Gap teeth – or diastema to give it its dental name – occurs fairly often in children. It may happen to their baby teeth, but there is no sign when their adult teeth come in, or it may carry on into adulthood. It tends to be characterized by a gap between the teeth – usually the front teeth. Traditionally, gap teeth were seen as undesirable, but more and more people are embracing their gaps. So, should you keep your gap?

What Causes Gap Teeth & Do I Have to Have it Closed?

Gap teeth can be caused by a few different things; it could be down to overcrowding, missing teeth, tongue placement, thumb sucking or simply the underlying muscle and bone structure. Most of the time, choosing to have your gap teeth addressed is no more than a cosmetic decision, like having porcelain veneers London done. However, on some occasions having a gap could throw off your bite, which in turn can cause jaw pain, headaches, TMJ pain and crowding; obviously, if this happens, you will need to have these issues addressed, which is likely to mean having your gap closed. 


Keeping the Gap

Gap teeth have a significance in some cultures. For example, in France, having gap teeth are often seen as a sign of luck; in Nigeria, they are seen as a symbol of beauty or strength. It is about reframing your mindset. Gap teeth are becoming more common; after all, a number of celebrities and models are prized for their gap teeth which are seen as part of their personal USP. 

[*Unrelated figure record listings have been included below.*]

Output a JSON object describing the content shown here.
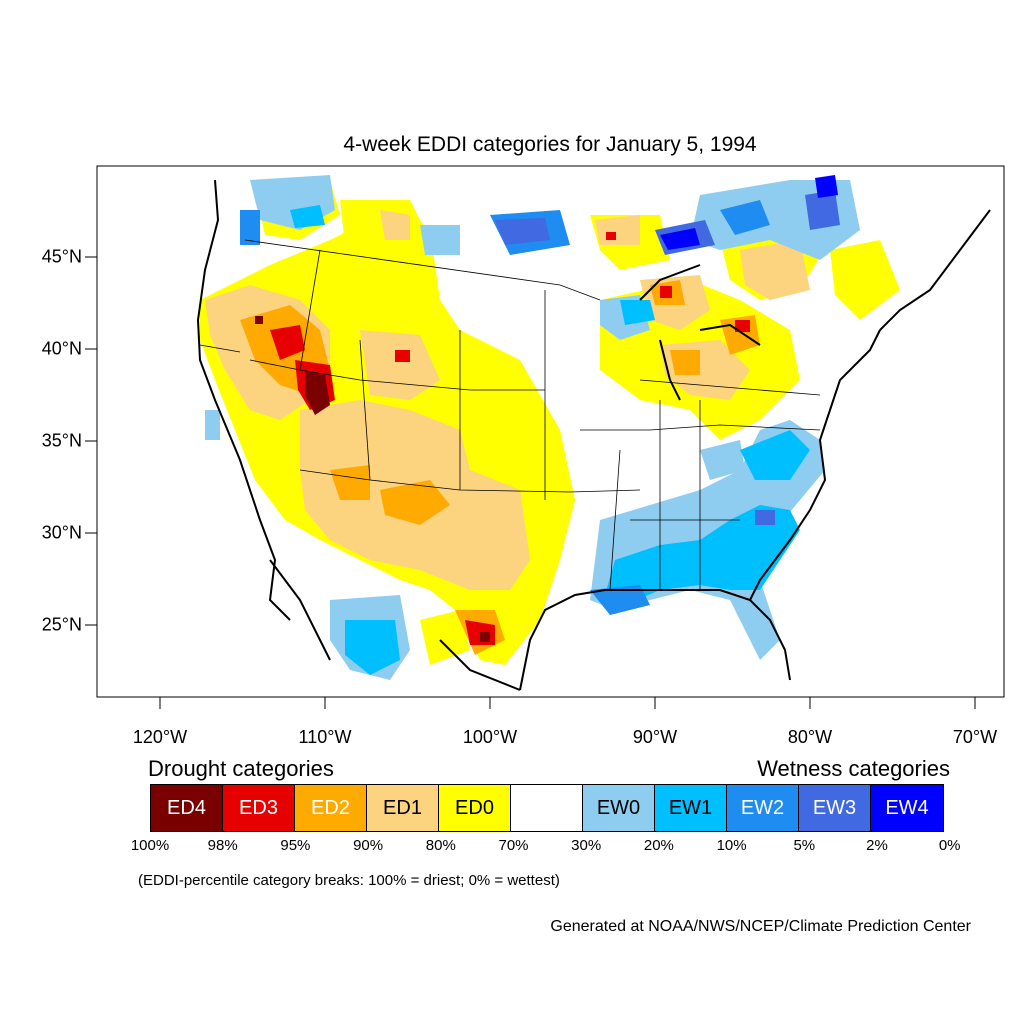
{
  "title": "4-week EDDI categories for January 5, 1994",
  "map": {
    "lon_ticks": [
      "120°W",
      "110°W",
      "100°W",
      "90°W",
      "80°W",
      "70°W"
    ],
    "lat_ticks": [
      "45°N",
      "40°N",
      "35°N",
      "30°N",
      "25°N"
    ],
    "lon_range": [
      -124,
      -68
    ],
    "lat_range": [
      20.9,
      49.8
    ]
  },
  "legend": {
    "drought_heading": "Drought categories",
    "wetness_heading": "Wetness categories",
    "categories": [
      {
        "label": "ED4",
        "color": "#7a0000",
        "text_color": "#ffffff"
      },
      {
        "label": "ED3",
        "color": "#e60000",
        "text_color": "#ffffff"
      },
      {
        "label": "ED2",
        "color": "#ffaa00",
        "text_color": "#ffffff"
      },
      {
        "label": "ED1",
        "color": "#fcd37f",
        "text_color": "#000000"
      },
      {
        "label": "ED0",
        "color": "#ffff00",
        "text_color": "#000000"
      },
      {
        "label": "",
        "color": "#ffffff",
        "text_color": "#000000"
      },
      {
        "label": "EW0",
        "color": "#8ecdf0",
        "text_color": "#000000"
      },
      {
        "label": "EW1",
        "color": "#00bfff",
        "text_color": "#000000"
      },
      {
        "label": "EW2",
        "color": "#1e8cf0",
        "text_color": "#ffffff"
      },
      {
        "label": "EW3",
        "color": "#4169e1",
        "text_color": "#ffffff"
      },
      {
        "label": "EW4",
        "color": "#0000ff",
        "text_color": "#ffffff"
      }
    ],
    "breaks": [
      "100%",
      "98%",
      "95%",
      "90%",
      "80%",
      "70%",
      "30%",
      "20%",
      "10%",
      "5%",
      "2%",
      "0%"
    ]
  },
  "note": "(EDDI-percentile category breaks: 100% = driest; 0% = wettest)",
  "credit": "Generated at NOAA/NWS/NCEP/Climate Prediction Center"
}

Remember the uproar when Dakota Johnson’s gap closed? Famous examples of people who have embraced their gap include figures like Georgia May Jagger, Madonna, Michael Strahan and Elijah Wood. Today, there are definitely more examples of gap teeth in popular culture. Think about where your gap came from; is it a family trait? Perhaps you need to think of your gap as something to be celebrated, a trait that makes your look unique and enhances it. 

Closing the Gap

If you do want to close your gap teeth, then you do have a few options at your disposal. You could go down the clear aligner route – check out ALIGNERCO for more information. You could ask your dentist or orthodontist for their advice; they can evaluate your diastema and tell you which option would prove to be the most effective. In some instances, if your teeth are otherwise aligned well, and your bite is not affected, then you could be offered veneers to minimize the appearance of the gap. If you love your gap and want to keep it, then your dentist should also be able to help you to safeguard the health and integrity of your teeth while maintaining the gap. 

To Conclude

Gap teeth are a lot more celebrated today than they have been in the past. This is why choosing to close your gap or have your teeth ‘fixed’ is a personal choice. In the end, it comes down to you and how you feel about it. If it is affecting your self-confidence, then by all means, go for it. However, it should be a personal choice; societal pressure and other people’s opinions shouldn’t come into it.